The vast size of Ethiopia (and nature of its domestic transport networks) means that the country is usually explored in the form of one or more loops by road or air out of Addis Ababa. The most popular of these is the northern historical circuit, which has four acknowledged high points. First of these is Bahir Dar and the scenic Lake Tana region, with its ancient island monasteries. Not far to the north, the former capital of Gondar is best known for its European-influenced castles and painted churches. Predating these by several centuries, the towering stelae and ruined palaces that stud the ancient city of Aksum transport the visitor deep into Ethiopia’s fascinating past. Last – but far from least – are the astonishing medieval rock-hewn churches of Lalibela, still active places of worship and widely agreed to be the most arresting of all Ethiopia’s sights.
Although historic sightseeing predominates, the northern circuit also offers some scintillating natural phenomena, from the Blue Nile Falls – magnificent in the rainy season – to the hiker-friendly Simien Mountains National Park, with its rugged peaks and remarkable endemic wildlife.
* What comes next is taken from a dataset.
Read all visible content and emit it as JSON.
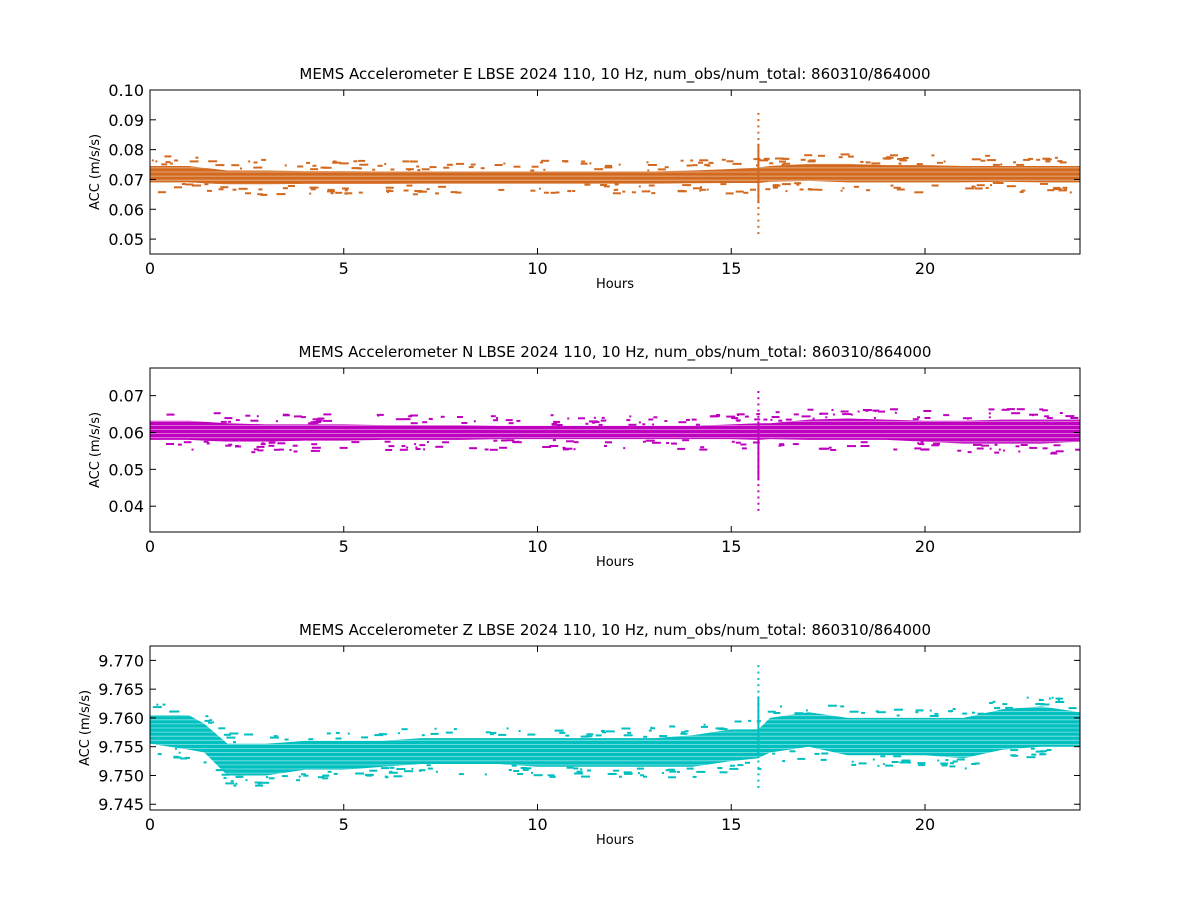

For those seeking a more off-the-beaten-track experience, the dozens of isolated rock-hewn churches scattered throughout the remote cliffs of northeast Tigrai remain an undersubscribed delight if you’re willing to put the time and effort into reaching them.
History takes a back seat to nature in southern Ethiopia, which is bisected by a scenic stretch of the Rift Valley that’s spangled with beautiful, bird-rich lakes. The little-visited highlands rising to the east of the Rift are capped by the Bale Mountains, protected in a national park whose varied habitats – embracing tussocked Afro-alpine moorlands, green grassy meadows, dense bamboo thickets and misty evergreen forests – protect the country’s most diverse selection of endemic mammals and birds.
Where the northern highlands are dominated by a few closely related Ethiopian Orthodox ethnic groups, Ethiopia’s full cultural and religious diversity is on show in the south and east. The walled citadel of Harar in the southeastern highlands is among the most ancient and holy of Islamic cities. Most compelling of all in cultural terms is the South Omo region, which lies in the remote southwest, close to the border with Kenya, and supports at least a dozen different tribes whose ethnic and linguistic diversity is as breathtaking as their proudly defiant adherence to their own pagan traditions.